| name | classify |
| description | Classify books into topic clusters using Claude Haiku via the headless CLI. Use when the user says "classify my library", "fix the clusters", "categorize my books", "re-classify everything", or after `bootstrap` / `sync` notices new uncached books. Writes a per-ASIN cache (`classifications.json`) so repeated runs are cheap and idempotent. |
Classify — assign topic clusters via Claude Haiku
The starter rubric ships a regex-based fallback for cluster routing, but regex over title + Audible genres is too noisy: umbrella tags like "Management & Leadership" sit on systems-thinking, leadership, and strategy books indistinguishably. This skill delegates the call to a small LLM that can read the actual title + subtitle + author + genres together and pick the best cluster.
Outcome
After running, the workspace has:
classifications.json — { "<asin>": "<cluster_slug>", ... } for every book in library.json and wishlist.json (or every uncached one, if --force was not passed).
_score.py will pick up the LLM cluster for every book on its next run; the legacy regex routing is bypassed when a classification exists.
Cluster taxonomy
The starter taxonomy (defined in _classify.py) covers common non-fiction territory:
software_engineering — programming, architecture, infrastructure, dev culture
ai_society — AI as a societal force; alignment, policy, AI critique
cognition — decision-making, biases, behavioral economics, mental models
psychology_health — trauma, somatic work, mental health, therapy
habits_productivity — habits, focus, routines, behavior change
leadership_influence — influence, persuasion, negotiation, organizational power
economics_finance — personal finance, investing, markets, macro
philosophy_spirituality — meditation, consciousness, religion, ethics
history_civilization — big-picture human history, anthropology, sociology
science_evolution — genes, biology, neuroscience, natural sciences
other — fiction, language learning, parody, anything that doesn't fit
The user may want to customize this for their reading. The cluster definitions live in _classify.py's CLUSTERS dict — straightforward to edit. After editing, run with --force to re-classify everything.
Pre-conditions
- Workspace was set up via
bootstrap (i.e., contains _classify.py, library.json, wishlist.json).

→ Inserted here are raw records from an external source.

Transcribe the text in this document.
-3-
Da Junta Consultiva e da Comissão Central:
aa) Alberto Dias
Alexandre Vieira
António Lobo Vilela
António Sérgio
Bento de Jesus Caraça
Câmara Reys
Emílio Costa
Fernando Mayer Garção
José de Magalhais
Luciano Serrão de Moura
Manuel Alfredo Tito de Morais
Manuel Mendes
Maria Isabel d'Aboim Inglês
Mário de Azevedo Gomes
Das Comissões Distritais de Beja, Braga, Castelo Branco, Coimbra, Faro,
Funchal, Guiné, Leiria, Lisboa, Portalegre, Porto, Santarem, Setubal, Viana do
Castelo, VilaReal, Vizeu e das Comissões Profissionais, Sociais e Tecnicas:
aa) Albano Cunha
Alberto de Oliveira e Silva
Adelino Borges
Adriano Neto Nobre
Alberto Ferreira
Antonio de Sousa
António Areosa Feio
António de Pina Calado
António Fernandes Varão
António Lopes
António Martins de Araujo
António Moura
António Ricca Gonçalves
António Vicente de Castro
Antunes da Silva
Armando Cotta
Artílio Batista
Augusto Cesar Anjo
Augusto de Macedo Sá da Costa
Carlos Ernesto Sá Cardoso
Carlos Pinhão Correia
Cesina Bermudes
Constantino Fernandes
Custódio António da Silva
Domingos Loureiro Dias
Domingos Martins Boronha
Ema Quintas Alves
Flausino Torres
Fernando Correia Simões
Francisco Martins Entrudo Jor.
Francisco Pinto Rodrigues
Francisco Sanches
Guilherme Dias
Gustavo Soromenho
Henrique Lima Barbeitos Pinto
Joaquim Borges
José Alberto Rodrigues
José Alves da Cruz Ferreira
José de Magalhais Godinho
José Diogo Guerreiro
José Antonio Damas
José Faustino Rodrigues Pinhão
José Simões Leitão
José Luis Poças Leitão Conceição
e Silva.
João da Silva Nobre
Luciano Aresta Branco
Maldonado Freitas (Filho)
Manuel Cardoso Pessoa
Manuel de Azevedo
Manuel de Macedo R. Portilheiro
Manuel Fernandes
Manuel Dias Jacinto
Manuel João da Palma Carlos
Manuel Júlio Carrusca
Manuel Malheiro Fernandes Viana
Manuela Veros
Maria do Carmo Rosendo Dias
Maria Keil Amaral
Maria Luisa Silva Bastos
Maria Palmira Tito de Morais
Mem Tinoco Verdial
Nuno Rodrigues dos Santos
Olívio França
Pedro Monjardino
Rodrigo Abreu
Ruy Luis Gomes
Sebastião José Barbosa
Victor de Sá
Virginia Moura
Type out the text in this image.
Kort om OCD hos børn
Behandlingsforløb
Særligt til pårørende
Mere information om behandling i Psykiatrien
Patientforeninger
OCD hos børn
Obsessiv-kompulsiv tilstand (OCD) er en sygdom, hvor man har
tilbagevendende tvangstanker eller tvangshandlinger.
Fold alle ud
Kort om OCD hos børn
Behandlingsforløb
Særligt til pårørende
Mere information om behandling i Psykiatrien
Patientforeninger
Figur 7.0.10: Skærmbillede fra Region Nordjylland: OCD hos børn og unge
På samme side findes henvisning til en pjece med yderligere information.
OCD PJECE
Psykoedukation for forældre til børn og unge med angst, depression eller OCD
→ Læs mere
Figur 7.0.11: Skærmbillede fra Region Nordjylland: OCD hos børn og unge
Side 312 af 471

claude CLI is available on PATH and authenticated. Test with claude --version.
Steps
-
Smoke-test the CLI: claude -p "Reply with the word OK and nothing else." --model claude-haiku-4-5. If this fails, walk the user through claude setup before proceeding.
-
Classify uncached books:
python3 _classify.py
Or to re-classify everything (e.g., after editing the cluster taxonomy):
python3 _classify.py --force
-
Apply classifications by re-scoring:
python3 _score.py
The scorer prefers the classification cache; it falls back to regex only for books not in the cache.
-
Report the new distribution. Print the cluster histogram and call out any books that landed in other (may indicate the taxonomy is missing a cluster the user cares about).
Idempotency + cost
- The cache is keyed by ASIN. Running
_classify.py after a sync only classifies newly-added books.
- Each batch is 20 books → ~1500 input tokens + ~100 output tokens. Haiku is cheap; classifying a 300-book library costs roughly $0.03.
- Batches are persisted incrementally (after each batch). Interrupt + resume is safe.
Anti-patterns
- Don't run with
--force casually — it spends API tokens on books whose classification hasn't changed. Reserve --force for taxonomy edits or recovering from a corrupted cache.
- Don't edit
classifications.json by hand for individual books — instead, add an entry to EXPLICIT_PASS / PROMOTE_LIBRARY / PROMOTE_WISHLIST in preferences.md, which the scorer respects regardless of cluster.
- Don't add a cluster without thinking about overlap. New clusters need a clear "this book goes here, not there" criterion, otherwise Haiku will route inconsistently.
Variants
- "Why is X classified as Y?" — read the book's record from
library.json and walk through the title/subtitle/genres the classifier saw. If wrong, the user can correct via EXPLICIT_PASS / PROMOTE_* overrides, or refine the cluster definitions in _classify.py and re-run with --force.
- "Add a new cluster for fiction subgenres." — open
_classify.py, add to the CLUSTERS dict, run with --force.